Other statements have suggested that Israel may launch a full scale assassination campaign like the one it conducted in 2004, when it killed a number of Hamas leaders, as well as dozens of Palestinian civilians, in air strikes against Gaza. This was suggested on Twitter by the Israeli Defense Forces, which warned, “We recommend that no Hamas operatives, whether low level or senior leaders, show their faces above ground in the days ahead.”
There is no doubt a strong political component to the renewed Israeli aggression, with Prime Minister Benjamin Netanyahu facing an election in January. The Israeli government has a long tradition of ratcheting up military confrontations and invoking security as a means of diverting public attention from social deterioration and corruption scandals within Israel itself.
Israel launched the latest offensive despite a truce that had been brokered by Egypt, largely ending an escalating confrontation that began last Saturday when Palestinian militants fired an anti-tank missile at an Israeli jeep, wounding four soldiers. The attack came after repeated incursions by Israeli tanks and bulldozers past the fence that walls Gaza’s population into what is effectively the world’s largest open-air prison, holding some 1.7 million Palestinians.
Israel retaliated with sustained and deadly air strikes on civilian neighborhoods inside Gaza. Palestinians in turn fired largely ineffective rockets into southern Israel. Between November 8 and November 13, at least six Palestinians were killed by the Israeli strikes, including three children, while another 52 were wounded, among them 12 children and six women, according to the Palestinian Center for Human Rights.
Before this latest round of violence, a total of 71 Palestinians had been killed by Israeli attacks in Gaza this year, as of November 6, and another 291 wounded. During the same period, attacks from Gaza on Israel claimed no lives, while injuring 19 Israelis.
In the last major Israeli ground assault on Gaza, Operation Cast Lead in 2008-2009, at least 1,400 Palestinians were killed, roughly half of them civilians. A total of 13 Israelis died in the operation, all but three of them soldiers.
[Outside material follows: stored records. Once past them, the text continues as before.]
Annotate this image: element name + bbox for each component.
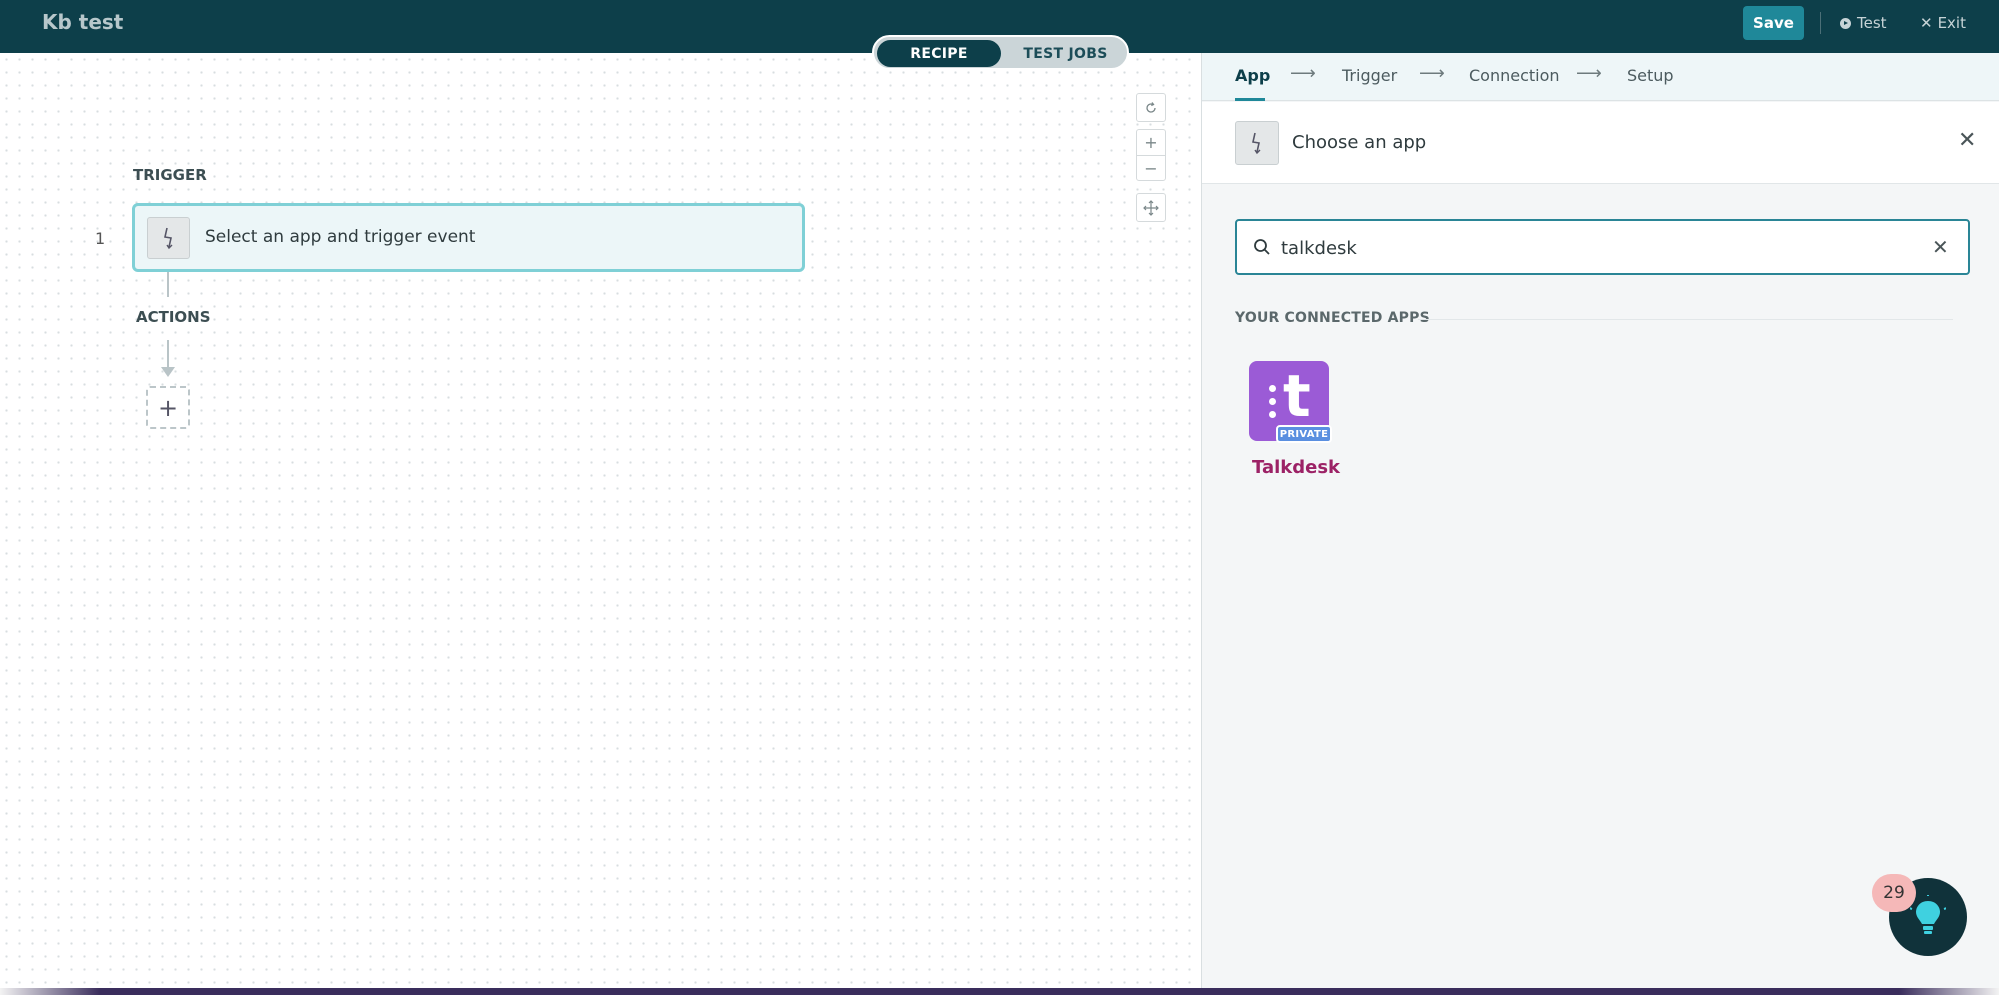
move-icon [1143, 199, 1159, 216]
recipe-canvas[interactable] [0, 53, 1200, 995]
plus-icon: + [157, 393, 179, 422]
step-trigger[interactable]: Trigger [1342, 66, 1397, 85]
bottom-edge-strip [0, 988, 1999, 995]
divider [1418, 319, 1953, 320]
private-badge: PRIVATE [1276, 425, 1332, 443]
recipe-title[interactable]: Kb test [42, 10, 123, 34]
connector-line [167, 272, 169, 297]
play-icon [1840, 17, 1851, 29]
notification-count-badge: 29 [1872, 874, 1916, 912]
step-setup[interactable]: Setup [1627, 66, 1674, 85]
refresh-icon [1146, 101, 1156, 113]
lightning-icon [1235, 121, 1279, 165]
add-action-button[interactable]: + [146, 386, 190, 429]
connector-arrow [161, 367, 175, 377]
reset-view-button[interactable] [1136, 93, 1166, 122]
trigger-step-text: Select an app and trigger event [205, 227, 476, 247]
zoom-out-button[interactable]: − [1136, 155, 1166, 181]
clear-search-icon[interactable]: ✕ [1932, 235, 1949, 259]
plus-icon: + [1144, 133, 1158, 152]
choose-app-title: Choose an app [1292, 132, 1427, 153]
app-name-label[interactable]: Talkdesk [1252, 457, 1340, 478]
save-button[interactable]: Save [1743, 6, 1804, 40]
close-icon: ✕ [1920, 14, 1933, 32]
step-connection[interactable]: Connection [1469, 66, 1560, 85]
divider [1820, 12, 1821, 34]
exit-label: Exit [1937, 14, 1966, 32]
arrow-right-icon: ⟶ [1576, 63, 1602, 84]
step-app[interactable]: App [1235, 66, 1270, 85]
view-toggle: RECIPE TEST JOBS [872, 35, 1129, 70]
test-button[interactable]: Test [1840, 12, 1887, 34]
active-step-indicator [1235, 98, 1265, 101]
trigger-heading: TRIGGER [133, 166, 207, 184]
search-input[interactable] [1281, 234, 1901, 262]
lightning-icon [147, 217, 190, 259]
connected-apps-heading: YOUR CONNECTED APPS [1235, 310, 1430, 326]
exit-button[interactable]: ✕ Exit [1920, 12, 1966, 34]
trigger-step-card[interactable]: Select an app and trigger event [132, 203, 805, 272]
app-search-field[interactable]: ✕ [1235, 219, 1970, 275]
search-icon [1254, 239, 1270, 255]
close-icon[interactable]: ✕ [1958, 128, 1976, 153]
wizard-stepper: App ⟶ Trigger ⟶ Connection ⟶ Setup [1202, 53, 1999, 101]
tab-recipe[interactable]: RECIPE [877, 40, 1001, 67]
fit-view-button[interactable] [1136, 193, 1166, 222]
step-number: 1 [95, 229, 106, 248]
talkdesk-logo-icon: t [1283, 362, 1311, 430]
lightbulb-icon [1910, 895, 1946, 934]
arrow-right-icon: ⟶ [1290, 63, 1316, 84]
talkdesk-logo-dots [1269, 385, 1277, 424]
app-picker-panel: App ⟶ Trigger ⟶ Connection ⟶ Setup Choos… [1201, 53, 1999, 995]
choose-app-header: Choose an app ✕ [1202, 102, 1999, 184]
actions-heading: ACTIONS [136, 308, 211, 326]
tab-test-jobs[interactable]: TEST JOBS [1004, 40, 1127, 67]
connector-line [167, 340, 169, 368]
test-label: Test [1857, 14, 1887, 32]
arrow-right-icon: ⟶ [1419, 63, 1445, 84]
zoom-in-button[interactable]: + [1136, 129, 1166, 155]
minus-icon: − [1144, 158, 1158, 178]
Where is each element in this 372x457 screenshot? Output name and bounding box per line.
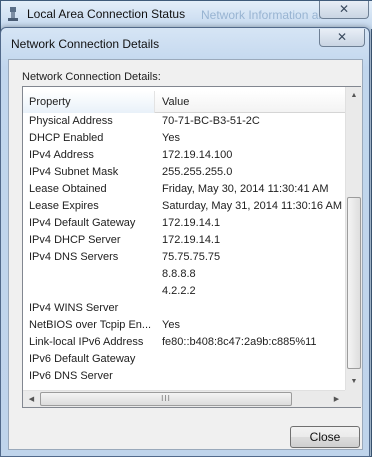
row-property: Lease Obtained <box>29 183 107 195</box>
row-value: Saturday, May 31, 2014 11:30:16 AM <box>162 200 342 212</box>
row-value: fe80::b408:8c47:2a9b:c885%11 <box>162 336 317 348</box>
close-button[interactable]: Close <box>290 426 360 448</box>
row-value: 172.19.14.1 <box>162 234 221 246</box>
row-value: Friday, May 30, 2014 11:30:41 AM <box>162 183 329 195</box>
column-header-value[interactable]: Value <box>156 91 345 113</box>
horizontal-scroll-thumb[interactable]: III <box>40 392 292 406</box>
row-property: Lease Expires <box>29 200 99 212</box>
scrollbar-corner <box>345 390 362 407</box>
row-property: IPv4 WINS Server <box>29 302 119 314</box>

The latest Israeli assault on Gaza—like Operation Cast Lead before it—has been carried out with the full support of Washington. Israel’s President Shimon Peres revealed that he had informed President Barack Obama of the attack in a telephone conversation just a half hour after the assassination of Jabari, whom he described as a “mass murderer.” He used the same call to congratulate the US president on his re-election.
Meanwhile, the US State Department came down squarely in support of Israeli aggression, placing the entire blame for the escalating loss of Palestinian life on Hamas.
“There is no justification for the violence that Hamas and other terrorist organizations are employing against the people of Israel,” said State Department spokesman Mark Toner. “We call on those responsible to stop these cowardly acts immediately. We support Israel's right to defend itself, and we encourage Israel to continue to take every effort to avoid civilian casualties.”